Banks are welcome to run whatever risk they see fit, except when it’s our money they are gambling with.
The $2.3 billion in debt racked up alleged rogue trading by Kweku Adoboli has highlighted the risks involved in investment banking. The CEO of UBS Oswald Grobel is quoted as saying, “If someone acts with criminal energy, then you can’t do anything. That will always be the case in our business.”
If that’s the case, and the banks are powerless to stop such actions, then it surely raises the need for regulators around the globe to step in.
Many people would agree with the call for more control on banking activity, but there isn’t a global agreement on what it is that we’re trying to reign in.
In the UK the plan is to separate out the divisions of banks, so households and small business owners are shielded from the high risk casino-style operations of the investment arm. Presumably, the UK government would be more prepared, next time, to let a wholesale operation collapse, provided retail customers were protected.

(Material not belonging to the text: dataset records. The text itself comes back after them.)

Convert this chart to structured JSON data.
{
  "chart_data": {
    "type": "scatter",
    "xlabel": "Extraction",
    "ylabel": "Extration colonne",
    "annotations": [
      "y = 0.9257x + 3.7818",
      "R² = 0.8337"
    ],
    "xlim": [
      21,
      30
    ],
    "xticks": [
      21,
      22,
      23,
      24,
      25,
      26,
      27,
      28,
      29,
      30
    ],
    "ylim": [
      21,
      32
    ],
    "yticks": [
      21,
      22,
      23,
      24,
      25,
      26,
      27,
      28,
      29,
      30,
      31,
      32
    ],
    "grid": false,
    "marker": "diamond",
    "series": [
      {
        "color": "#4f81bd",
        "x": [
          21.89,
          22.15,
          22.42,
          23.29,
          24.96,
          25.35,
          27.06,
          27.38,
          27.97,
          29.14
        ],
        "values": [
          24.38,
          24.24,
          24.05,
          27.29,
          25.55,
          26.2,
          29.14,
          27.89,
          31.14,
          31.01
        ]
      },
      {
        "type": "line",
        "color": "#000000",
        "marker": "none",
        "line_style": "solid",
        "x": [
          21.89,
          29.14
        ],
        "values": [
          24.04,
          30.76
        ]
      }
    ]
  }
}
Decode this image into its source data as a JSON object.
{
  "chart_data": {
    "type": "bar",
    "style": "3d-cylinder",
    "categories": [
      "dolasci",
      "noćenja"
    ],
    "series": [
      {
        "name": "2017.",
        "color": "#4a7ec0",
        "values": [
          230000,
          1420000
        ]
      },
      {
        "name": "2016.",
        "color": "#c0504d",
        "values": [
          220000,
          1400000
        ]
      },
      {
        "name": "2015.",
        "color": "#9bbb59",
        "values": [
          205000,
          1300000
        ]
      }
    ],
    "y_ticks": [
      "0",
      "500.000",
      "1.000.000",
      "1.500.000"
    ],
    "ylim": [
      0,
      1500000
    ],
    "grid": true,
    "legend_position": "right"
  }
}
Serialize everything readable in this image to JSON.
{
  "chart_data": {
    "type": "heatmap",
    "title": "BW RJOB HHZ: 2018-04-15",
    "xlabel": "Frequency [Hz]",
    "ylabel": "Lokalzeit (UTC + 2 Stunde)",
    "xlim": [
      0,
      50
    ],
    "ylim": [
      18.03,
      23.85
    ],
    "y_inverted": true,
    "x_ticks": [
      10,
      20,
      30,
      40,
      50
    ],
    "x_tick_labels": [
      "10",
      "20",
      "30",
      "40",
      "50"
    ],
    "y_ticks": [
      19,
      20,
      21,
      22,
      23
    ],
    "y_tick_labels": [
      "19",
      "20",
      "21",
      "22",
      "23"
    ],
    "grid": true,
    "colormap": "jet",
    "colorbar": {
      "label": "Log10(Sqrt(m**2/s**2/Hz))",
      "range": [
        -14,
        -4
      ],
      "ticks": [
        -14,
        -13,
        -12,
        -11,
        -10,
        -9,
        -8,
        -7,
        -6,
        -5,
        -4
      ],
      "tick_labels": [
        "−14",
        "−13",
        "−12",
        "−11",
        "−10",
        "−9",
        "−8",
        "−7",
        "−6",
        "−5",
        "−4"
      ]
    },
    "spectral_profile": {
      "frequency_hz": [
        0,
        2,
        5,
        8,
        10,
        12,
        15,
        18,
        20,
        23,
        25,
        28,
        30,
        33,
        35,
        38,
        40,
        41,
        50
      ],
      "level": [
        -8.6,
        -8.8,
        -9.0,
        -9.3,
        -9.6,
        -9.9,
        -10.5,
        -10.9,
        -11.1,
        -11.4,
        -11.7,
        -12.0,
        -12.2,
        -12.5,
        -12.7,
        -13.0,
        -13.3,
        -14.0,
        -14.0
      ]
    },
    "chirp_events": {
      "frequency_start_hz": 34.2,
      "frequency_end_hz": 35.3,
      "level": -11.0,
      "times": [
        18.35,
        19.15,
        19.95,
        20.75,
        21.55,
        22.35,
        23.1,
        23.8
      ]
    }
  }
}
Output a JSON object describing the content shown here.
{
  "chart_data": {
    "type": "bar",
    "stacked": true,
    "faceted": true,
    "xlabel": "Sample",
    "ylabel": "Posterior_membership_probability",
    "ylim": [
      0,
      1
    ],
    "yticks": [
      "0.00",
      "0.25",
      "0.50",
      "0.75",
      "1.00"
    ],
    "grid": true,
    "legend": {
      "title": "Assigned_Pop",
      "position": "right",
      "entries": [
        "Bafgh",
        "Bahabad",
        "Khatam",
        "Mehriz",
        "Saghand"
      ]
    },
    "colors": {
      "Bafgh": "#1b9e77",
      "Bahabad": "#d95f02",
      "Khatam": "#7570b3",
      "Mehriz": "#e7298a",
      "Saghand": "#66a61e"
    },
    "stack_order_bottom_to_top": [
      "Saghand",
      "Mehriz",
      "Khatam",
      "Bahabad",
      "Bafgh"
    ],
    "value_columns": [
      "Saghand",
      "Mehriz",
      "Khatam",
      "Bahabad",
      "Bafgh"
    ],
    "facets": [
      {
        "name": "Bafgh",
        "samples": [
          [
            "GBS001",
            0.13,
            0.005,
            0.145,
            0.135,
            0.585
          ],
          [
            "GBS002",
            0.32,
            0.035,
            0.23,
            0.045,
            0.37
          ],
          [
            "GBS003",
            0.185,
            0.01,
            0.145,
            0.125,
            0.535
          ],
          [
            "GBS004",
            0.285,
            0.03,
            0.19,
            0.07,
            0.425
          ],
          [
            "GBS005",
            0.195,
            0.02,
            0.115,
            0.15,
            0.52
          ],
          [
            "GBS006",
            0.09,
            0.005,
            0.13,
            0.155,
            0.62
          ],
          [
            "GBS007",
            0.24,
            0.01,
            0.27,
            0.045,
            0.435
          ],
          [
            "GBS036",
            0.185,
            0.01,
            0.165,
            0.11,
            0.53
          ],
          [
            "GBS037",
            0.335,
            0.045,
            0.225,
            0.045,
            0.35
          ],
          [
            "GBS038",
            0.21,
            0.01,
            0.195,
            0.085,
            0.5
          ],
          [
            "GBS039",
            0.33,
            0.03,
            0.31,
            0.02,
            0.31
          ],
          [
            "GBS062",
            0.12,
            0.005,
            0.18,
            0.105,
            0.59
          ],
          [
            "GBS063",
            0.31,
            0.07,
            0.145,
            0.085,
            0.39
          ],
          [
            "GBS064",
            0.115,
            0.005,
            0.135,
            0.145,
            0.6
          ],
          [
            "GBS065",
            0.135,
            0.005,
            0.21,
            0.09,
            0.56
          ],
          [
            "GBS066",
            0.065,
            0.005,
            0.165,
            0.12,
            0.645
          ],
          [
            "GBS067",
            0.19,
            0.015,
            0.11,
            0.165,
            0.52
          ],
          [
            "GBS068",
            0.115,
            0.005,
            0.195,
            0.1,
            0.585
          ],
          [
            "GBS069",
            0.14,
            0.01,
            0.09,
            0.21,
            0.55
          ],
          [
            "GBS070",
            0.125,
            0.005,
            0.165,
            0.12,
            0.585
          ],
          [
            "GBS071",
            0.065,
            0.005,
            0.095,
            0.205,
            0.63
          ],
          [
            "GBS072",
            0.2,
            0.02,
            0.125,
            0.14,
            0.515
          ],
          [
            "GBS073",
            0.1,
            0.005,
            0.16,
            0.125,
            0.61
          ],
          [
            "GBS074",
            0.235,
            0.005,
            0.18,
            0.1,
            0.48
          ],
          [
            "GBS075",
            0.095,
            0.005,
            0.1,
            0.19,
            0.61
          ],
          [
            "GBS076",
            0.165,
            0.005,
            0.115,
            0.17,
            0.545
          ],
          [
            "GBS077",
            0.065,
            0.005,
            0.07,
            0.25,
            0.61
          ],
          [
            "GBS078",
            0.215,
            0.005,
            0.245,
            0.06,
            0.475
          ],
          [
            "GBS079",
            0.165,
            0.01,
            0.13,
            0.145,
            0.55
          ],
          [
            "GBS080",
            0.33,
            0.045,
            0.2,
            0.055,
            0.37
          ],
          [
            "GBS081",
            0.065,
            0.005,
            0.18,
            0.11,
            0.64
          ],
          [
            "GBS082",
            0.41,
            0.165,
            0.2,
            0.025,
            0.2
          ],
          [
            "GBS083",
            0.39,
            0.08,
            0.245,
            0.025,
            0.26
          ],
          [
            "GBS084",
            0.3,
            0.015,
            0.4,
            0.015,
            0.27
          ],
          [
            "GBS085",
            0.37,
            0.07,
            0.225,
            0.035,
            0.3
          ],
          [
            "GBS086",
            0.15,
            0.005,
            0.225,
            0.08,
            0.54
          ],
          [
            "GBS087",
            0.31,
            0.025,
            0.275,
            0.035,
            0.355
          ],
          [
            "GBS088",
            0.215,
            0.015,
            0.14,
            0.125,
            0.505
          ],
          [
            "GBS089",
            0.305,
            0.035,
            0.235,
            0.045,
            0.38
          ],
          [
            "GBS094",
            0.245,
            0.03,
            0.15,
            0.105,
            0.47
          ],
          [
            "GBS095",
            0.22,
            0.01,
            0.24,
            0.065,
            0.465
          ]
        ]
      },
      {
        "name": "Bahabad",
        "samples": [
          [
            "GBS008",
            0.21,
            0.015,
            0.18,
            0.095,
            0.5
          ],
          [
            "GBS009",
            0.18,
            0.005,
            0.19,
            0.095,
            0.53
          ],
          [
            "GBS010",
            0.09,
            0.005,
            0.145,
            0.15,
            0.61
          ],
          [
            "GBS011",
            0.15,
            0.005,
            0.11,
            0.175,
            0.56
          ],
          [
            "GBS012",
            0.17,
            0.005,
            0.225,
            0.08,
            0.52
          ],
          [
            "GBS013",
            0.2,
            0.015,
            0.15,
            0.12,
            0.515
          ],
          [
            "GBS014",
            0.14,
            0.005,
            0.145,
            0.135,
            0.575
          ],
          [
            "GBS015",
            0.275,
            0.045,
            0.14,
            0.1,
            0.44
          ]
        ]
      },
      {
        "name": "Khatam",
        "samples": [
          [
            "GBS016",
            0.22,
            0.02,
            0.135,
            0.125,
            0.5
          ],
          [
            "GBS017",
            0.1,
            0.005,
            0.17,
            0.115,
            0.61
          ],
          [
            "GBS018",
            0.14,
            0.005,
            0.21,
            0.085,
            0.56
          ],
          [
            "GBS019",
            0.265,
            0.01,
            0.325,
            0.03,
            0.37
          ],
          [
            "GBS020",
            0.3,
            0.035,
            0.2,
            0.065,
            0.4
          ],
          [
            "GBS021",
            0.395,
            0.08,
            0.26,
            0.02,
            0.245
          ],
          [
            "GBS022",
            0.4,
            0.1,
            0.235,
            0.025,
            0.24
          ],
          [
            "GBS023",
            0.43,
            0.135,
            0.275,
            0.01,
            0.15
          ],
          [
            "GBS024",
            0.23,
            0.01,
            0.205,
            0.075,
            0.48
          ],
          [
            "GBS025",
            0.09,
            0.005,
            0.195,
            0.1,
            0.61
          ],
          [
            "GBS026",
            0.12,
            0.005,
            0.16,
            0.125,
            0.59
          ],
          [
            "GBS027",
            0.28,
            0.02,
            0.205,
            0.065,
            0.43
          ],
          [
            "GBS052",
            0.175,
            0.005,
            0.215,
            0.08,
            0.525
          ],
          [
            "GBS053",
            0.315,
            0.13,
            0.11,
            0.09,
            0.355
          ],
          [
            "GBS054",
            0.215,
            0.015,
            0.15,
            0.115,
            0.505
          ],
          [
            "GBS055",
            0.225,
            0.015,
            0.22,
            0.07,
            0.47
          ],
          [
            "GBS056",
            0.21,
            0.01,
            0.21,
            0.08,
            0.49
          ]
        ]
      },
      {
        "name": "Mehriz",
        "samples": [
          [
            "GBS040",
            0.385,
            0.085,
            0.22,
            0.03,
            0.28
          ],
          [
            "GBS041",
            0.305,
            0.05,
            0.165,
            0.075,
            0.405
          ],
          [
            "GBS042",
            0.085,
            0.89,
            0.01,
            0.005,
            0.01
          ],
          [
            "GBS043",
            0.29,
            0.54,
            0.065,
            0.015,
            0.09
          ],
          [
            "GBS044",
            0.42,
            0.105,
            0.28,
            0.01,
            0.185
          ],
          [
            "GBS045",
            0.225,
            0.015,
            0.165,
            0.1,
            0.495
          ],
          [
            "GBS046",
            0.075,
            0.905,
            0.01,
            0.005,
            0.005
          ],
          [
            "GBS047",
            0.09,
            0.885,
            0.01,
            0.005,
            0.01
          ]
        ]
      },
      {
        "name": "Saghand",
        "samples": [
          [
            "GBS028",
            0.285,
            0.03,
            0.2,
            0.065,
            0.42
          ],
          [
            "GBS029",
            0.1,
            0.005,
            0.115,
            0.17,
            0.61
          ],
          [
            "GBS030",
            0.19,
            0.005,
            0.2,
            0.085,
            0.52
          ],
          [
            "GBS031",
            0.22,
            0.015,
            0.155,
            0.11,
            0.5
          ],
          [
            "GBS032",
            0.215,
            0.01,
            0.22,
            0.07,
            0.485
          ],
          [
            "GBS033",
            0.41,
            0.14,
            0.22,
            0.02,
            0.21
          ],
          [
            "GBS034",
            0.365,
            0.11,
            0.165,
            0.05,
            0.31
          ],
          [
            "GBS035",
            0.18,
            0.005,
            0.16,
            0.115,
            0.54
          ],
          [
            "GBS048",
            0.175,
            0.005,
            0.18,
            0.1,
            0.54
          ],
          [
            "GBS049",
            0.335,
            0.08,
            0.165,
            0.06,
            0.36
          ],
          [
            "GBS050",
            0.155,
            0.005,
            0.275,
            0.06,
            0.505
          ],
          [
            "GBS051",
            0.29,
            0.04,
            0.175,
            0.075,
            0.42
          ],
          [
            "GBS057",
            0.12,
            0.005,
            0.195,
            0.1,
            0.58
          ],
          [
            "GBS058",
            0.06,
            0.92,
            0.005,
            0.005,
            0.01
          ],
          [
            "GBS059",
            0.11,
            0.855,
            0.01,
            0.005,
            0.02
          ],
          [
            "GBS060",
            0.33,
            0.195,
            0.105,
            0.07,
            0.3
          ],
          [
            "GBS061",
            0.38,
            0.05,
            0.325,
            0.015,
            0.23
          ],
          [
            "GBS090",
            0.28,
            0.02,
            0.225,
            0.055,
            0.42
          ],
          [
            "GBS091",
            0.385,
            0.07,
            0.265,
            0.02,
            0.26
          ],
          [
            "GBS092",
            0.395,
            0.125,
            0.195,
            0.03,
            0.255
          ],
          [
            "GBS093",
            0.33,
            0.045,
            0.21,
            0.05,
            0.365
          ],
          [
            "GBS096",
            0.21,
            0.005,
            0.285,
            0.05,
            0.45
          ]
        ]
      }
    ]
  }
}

That doesn’t fix the behaviour of investment bankers, who seem to be getting more out of control the more technology has eased and automated the process of trading. In a previous BTalk I spoke to Ross Buckley from the University of NSW about how a bankers tax could slow this process by making each trade more expensive.
Steve Keen, Associate Professor in economics and finance at the University of Western Sydney, says none of these moves go far enough. He says banks create a false boom through speculation, instead of the intention of capitalism that people invested in the growth of companies with money they actually have.
Keen believes we need to address the issue of how much power the banks have because their influence spreads too far and negatively impacts production.
So what sort of reforms does he suggest? One of his ideas is Jubilee Shares — where shares bought off a company last forever, but shares bought from a speculator last only 50 years. That would devalue shares that are traded, but encourage long term investment in a business. It’s one way of drawing back the use of money back to its intended purpose. Another, which he discusses in this edition of BTalk, is to tie home loans to a multiple of the rental value of that property.
The role of banks is certainly a conversation that needs to be had. Yet the Aussie government’s answer to banking reform has been nothing more than abolishing exit fees on home mortgages. Makes you wonder whether they’re missing the point, doesn’t it?